I like the freedom of that. I have enough perfectionism in me that I could imagine getting a knife and making the mustard even all the way across the bread, but I save that for other things. I like that I don’t have to do that with mustard. There really is a lot of freedom in our culture if you think about it, especially in comparison to the past

What about the face? Well, it’s more personal than someone’s feet. A face has one’s eyes, out of which we could see this world in a much more functional way, if our society was big on that. Instead there are all these fantasies about getting rid of religion or making everyone a Christian or Republican or Democrat. It’s not that I like diversity so much. I just think there’s one reality and many people are delusional about what that reality is, especially those who get up in public and insist that they know all these other people are delusional. That people have delusions is reality as well. They are human nature. People overvalue their opinions. They don’t know how much they don’t know. They have simplistic visions of how the world could be better. They pretend cultural evolution is merely a matter of people deciding what they want. That’s not what I see cultural institutions doing over generations. To some degree they have lives of their own.

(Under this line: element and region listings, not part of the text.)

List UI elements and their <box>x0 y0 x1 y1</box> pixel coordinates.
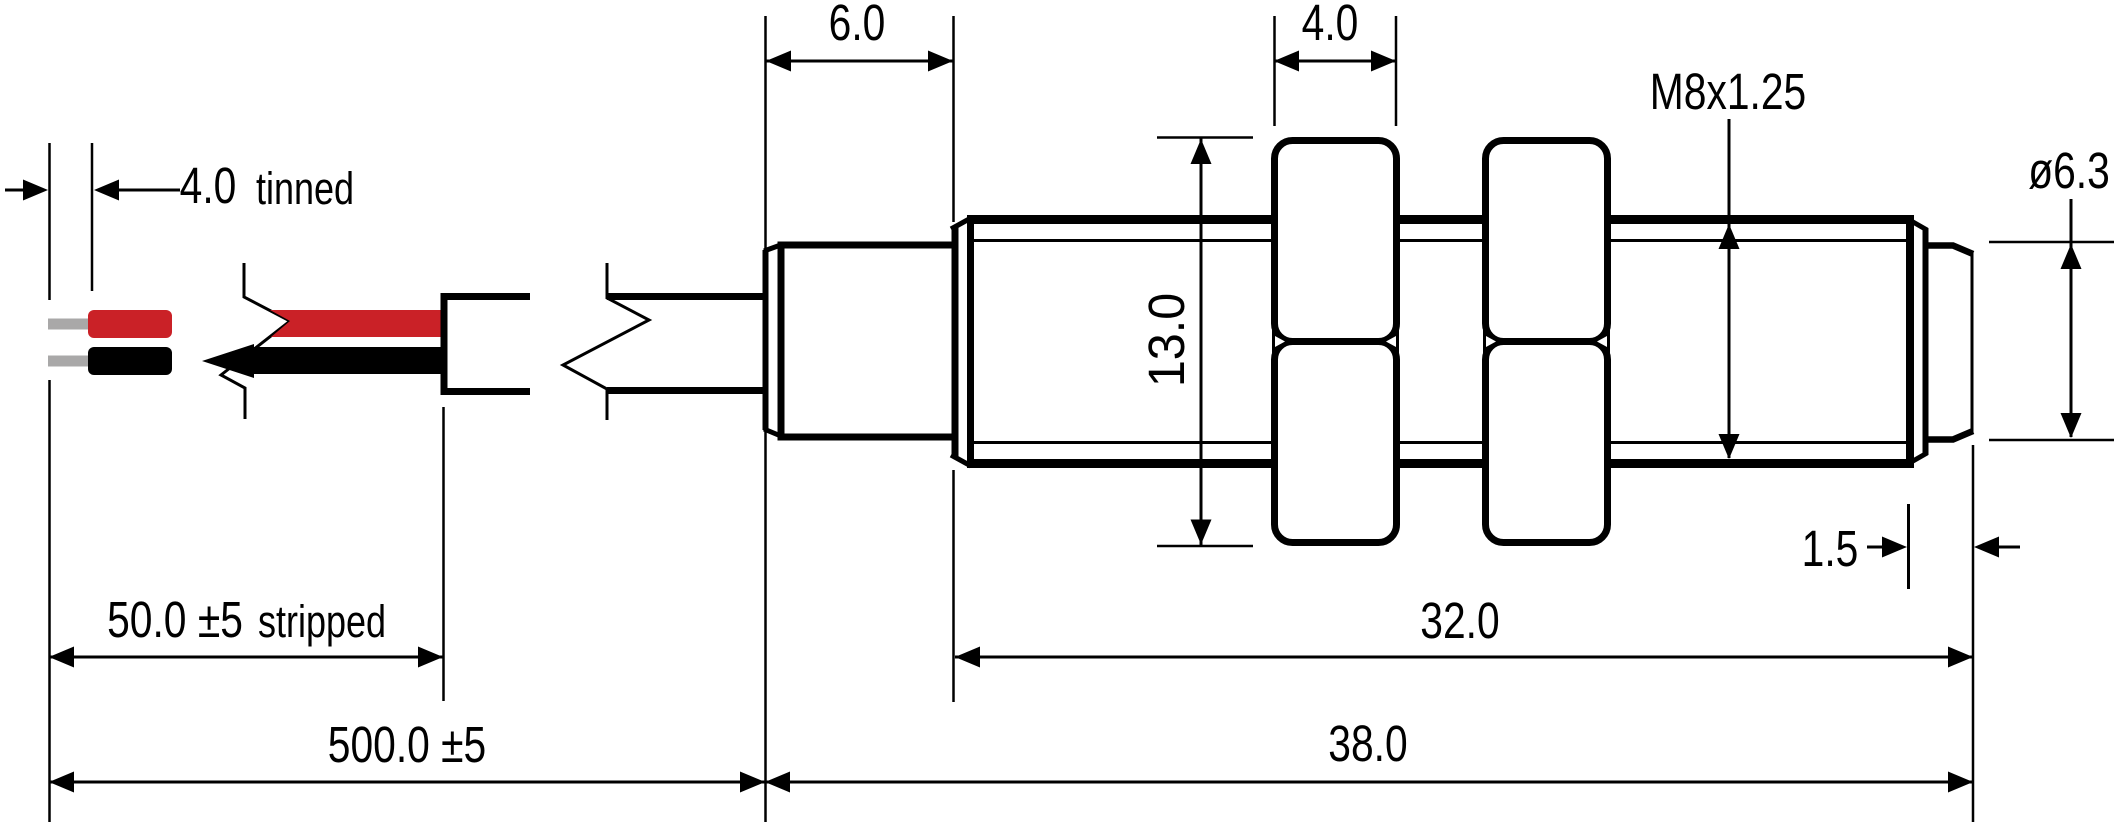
svg-text:M8x1.25: M8x1.25 <box>1650 63 1806 120</box>
dimension 6.3 ticks <box>1989 241 2114 244</box>
label 13.0 <box>1138 293 1195 387</box>
label 6.3 <box>2028 142 2110 199</box>
extension lines nut width <box>1273 16 1276 126</box>
label 32.0 <box>1420 592 1499 649</box>
svg-text:32.0: 32.0 <box>1420 592 1499 649</box>
dimension 13.0 ticks <box>1157 136 1253 139</box>
extension line cable end <box>48 143 51 300</box>
label M8x1.25 <box>1650 63 1806 120</box>
svg-text:500.0 ±5: 500.0 ±5 <box>328 716 486 773</box>
svg-text:stripped: stripped <box>258 596 386 647</box>
black wire <box>202 344 444 378</box>
sensing tip <box>1925 246 1973 255</box>
dimension line 500.0 <box>49 781 765 784</box>
cable outline <box>607 293 766 300</box>
thread major outline <box>967 215 1908 224</box>
svg-text:38.0: 38.0 <box>1328 715 1407 772</box>
label 38.0 <box>1328 715 1407 772</box>
label 6.0 <box>829 0 886 51</box>
break symbol cable <box>563 263 649 420</box>
svg-text:ø6.3: ø6.3 <box>2028 142 2110 199</box>
tinned tip of black wire <box>48 356 90 367</box>
hex nut 2 <box>1486 141 1608 342</box>
label 50.0 stripped <box>107 591 243 648</box>
dimension line 32.0 <box>955 656 1973 659</box>
dimension line 13.0 <box>1200 138 1203 547</box>
svg-text:50.0 ±5: 50.0 ±5 <box>107 591 243 648</box>
dimension line 6.3 <box>2070 199 2073 437</box>
thread right end face <box>1906 215 1914 468</box>
rear cap <box>781 245 952 437</box>
svg-text:1.5: 1.5 <box>1802 520 1859 577</box>
svg-text:4.0: 4.0 <box>1302 0 1359 51</box>
svg-text:6.0: 6.0 <box>829 0 886 51</box>
extension line sensor rear <box>764 16 767 822</box>
extension line jacket end <box>442 407 445 701</box>
cable jacket cut end <box>444 297 530 392</box>
red wire stripped end <box>88 310 172 338</box>
label 4.0 tinned <box>180 157 237 214</box>
dimension 4.0 tinned arrows <box>5 189 25 192</box>
svg-text:tinned: tinned <box>256 163 354 214</box>
svg-text:4.0: 4.0 <box>180 157 237 214</box>
svg-text:13.0: 13.0 <box>1138 293 1195 387</box>
dimension 1.5 <box>1907 504 1910 589</box>
dimension line 38.0 <box>765 781 1973 784</box>
label 1.5 <box>1802 520 1859 577</box>
dimension line 4.0 nut <box>1274 60 1396 63</box>
thread left end face <box>952 227 959 457</box>
dimension line M8 <box>1728 119 1731 458</box>
extension line thread start <box>952 16 955 222</box>
hex nut 1 <box>1275 141 1397 342</box>
thread minor lines <box>973 239 1906 242</box>
red wire <box>270 310 444 337</box>
break symbol wires <box>221 263 290 419</box>
dimension line 6.0 <box>766 60 953 63</box>
tinned tip of red wire <box>48 319 90 330</box>
extension line tinned end <box>91 143 94 291</box>
label 4.0 nut <box>1302 0 1359 51</box>
label 500.0 <box>328 716 486 773</box>
dimension line 50.0 <box>49 656 443 659</box>
extension line tip end <box>1972 445 1975 822</box>
black wire stripped end <box>88 347 172 375</box>
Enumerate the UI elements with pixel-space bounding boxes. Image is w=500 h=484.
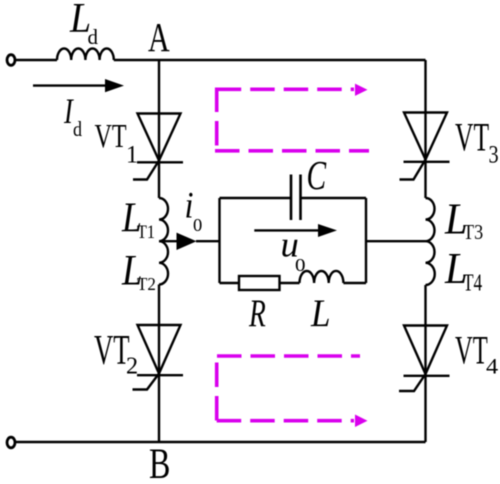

People see themselves as in charge of their future. I see something greater than we are using us for the bread in a sandwich. What is that thing? Is it God? Is it more natural forces that have shaped us through both biology and culture? I’m not sure, but I am glad to see we use the same technique with mustard. Having things in common allow for some bonding.

Sunday, May 06, 2007

Taking a break from time

I had a dream where many things happened in a series of public places. A funny thing was that everytime I looked at a clock it was about the same time, always a little before 1PM. One clock said it was 12:59, almost time to go back to work. Then I'd go somewhere else, and the clock said it was 12:55. Then the next clock had moved forward again, but only by a couple of minutes.

Maybe I've been watching Heroes on TV too much, wishing I could stop time like Hiro Nakomura. Then again, dreams are simply different from reality. Maybe whatever scripts my dreams had all this ground to cover in the setting of a lunch break that I don't have any more as a volunteer. So the only way to fit it all together was to have time be unrealistic. Not a problem for a dream.

Actually I don't think being unrealistic is difficult for any of us to be in real life, too. It's just that in real life the clocks keep time moving, unless they're broken. If we don't give up on external reality teaching us, we can't get too lost in fantasy. Still it's amazing how beliefs can defend people against reality being contrary to those beliefs. I'm sure that reality wins in the end.

So for me stopping time is only for my dreams or a show with really good character development. As a military tactic around Jericho? No, I don't think so. Such a thing happens in dreams and fantasy, not reality.